Was passiert eigentlich, wenn es den Krisenländern nicht gelingt, mit eisernem Sparen ihre hohe Staatsverschuldungen in den Griff zu kriegen? Gilt dann womöglich, was der Finanzinvestor George Soros jüngst in Frankfurt sagte: Entweder Deutschland lässt Eurobonds zu - oder es tritt aus der Eurozone aus?

Solche Spekulationen halte ich für völlig inakzeptabel.

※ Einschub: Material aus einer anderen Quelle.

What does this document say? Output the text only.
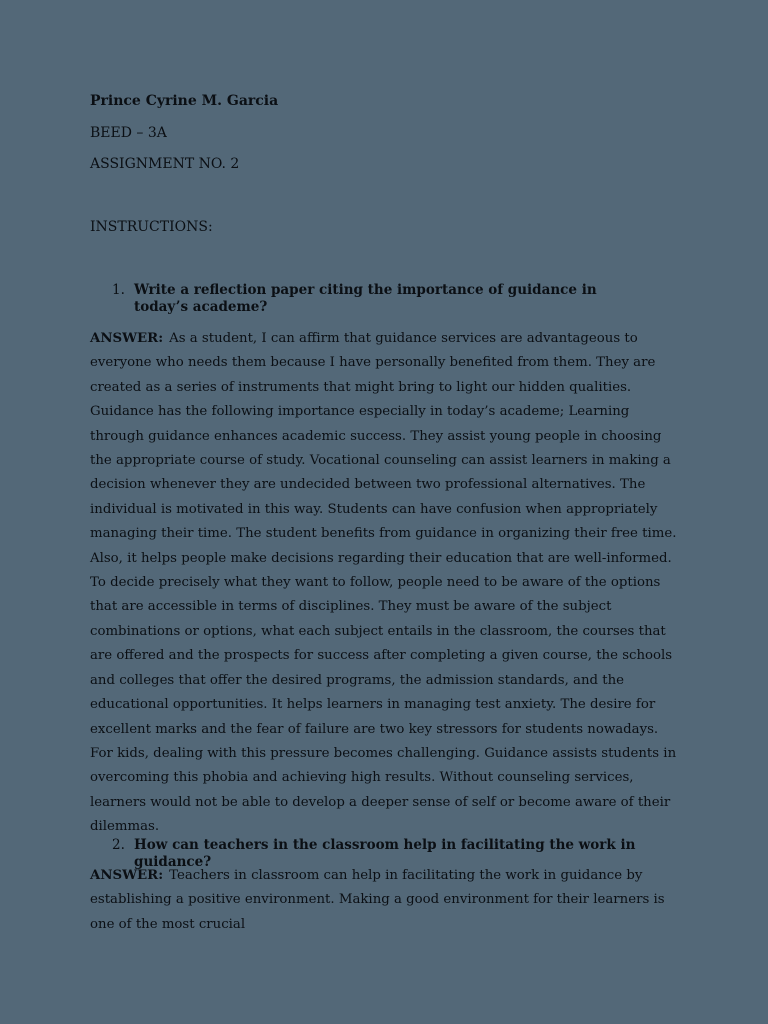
Prince Cyrine M. Garcia
BEED – 3A
ASSIGNMENT NO. 2
INSTRUCTIONS:
1. Write a reflection paper citing the importance of guidance in today’s academe?

ANSWER: As a student, I can affirm that guidance services are advantageous to everyone who needs them because I have personally benefited from them. They are created as a series of instruments that might bring to light our hidden qualities. Guidance has the following importance especially in today’s academe; Learning through guidance enhances academic success. They assist young people in choosing the appropriate course of study. Vocational counseling can assist learners in making a decision whenever they are undecided between two professional alternatives. The individual is motivated in this way. Students can have confusion when appropriately managing their time. The student benefits from guidance in organizing their free time. Also, it helps people make decisions regarding their education that are well-informed. To decide precisely what they want to follow, people need to be aware of the options that are accessible in terms of disciplines. They must be aware of the subject combinations or options, what each subject entails in the classroom, the courses that are offered and the prospects for success after completing a given course, the schools and colleges that offer the desired programs, the admission standards, and the educational opportunities. It helps learners in managing test anxiety. The desire for excellent marks and the fear of failure are two key stressors for students nowadays. For kids, dealing with this pressure becomes challenging. Guidance assists students in overcoming this phobia and achieving high results. Without counseling services, learners would not be able to develop a deeper sense of self or become aware of their dilemmas.

2. How can teachers in the classroom help in facilitating the work in guidance?

ANSWER: Teachers in classroom can help in facilitating the work in guidance by establishing a positive environment. Making a good environment for their learners is one of the most crucial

Die soeben gegründete "Alternative für Deutschland" fordert einen deutschen Austritt aus dem Euro. Könnte die Partei bei der Bundestagswahl im September gerade im schwarz-gelben Wählermilieu erfolgreich auf Stimmenfang gehen?

Das glaube ich eigentlich nicht. Zum Thema Euro-Austritt möchte ich nur anmerken: Wer mit den Menschen in Deutschland spricht, die sich ernsthaft Gedanken machen, wer mit Wirtschaftsvertretern spricht, der kriegt eine klare und eindeutige Antwort auf diese Frage. Es kommt auch nicht von ungefähr, dass die Zustimmung zum Euro und auch die Zustimmung zum Kurs der Bundeskanzlerin und des Finanzministers noch nie so hoch waren wie jetzt, wo es rund um die Frage Zypern eine gewisse Zuspitzung der Situation gegeben hat.

Das Interview führte Alexander Heinrich.

Bartholomäus Kalb (CSU) ist seit 1987

Mitglied des Deutschen Bundestages. Der haushalts- und finanzpolitische Sprecher der CSU-Landesgruppe ist Mitglied des Haushaltsausschusses.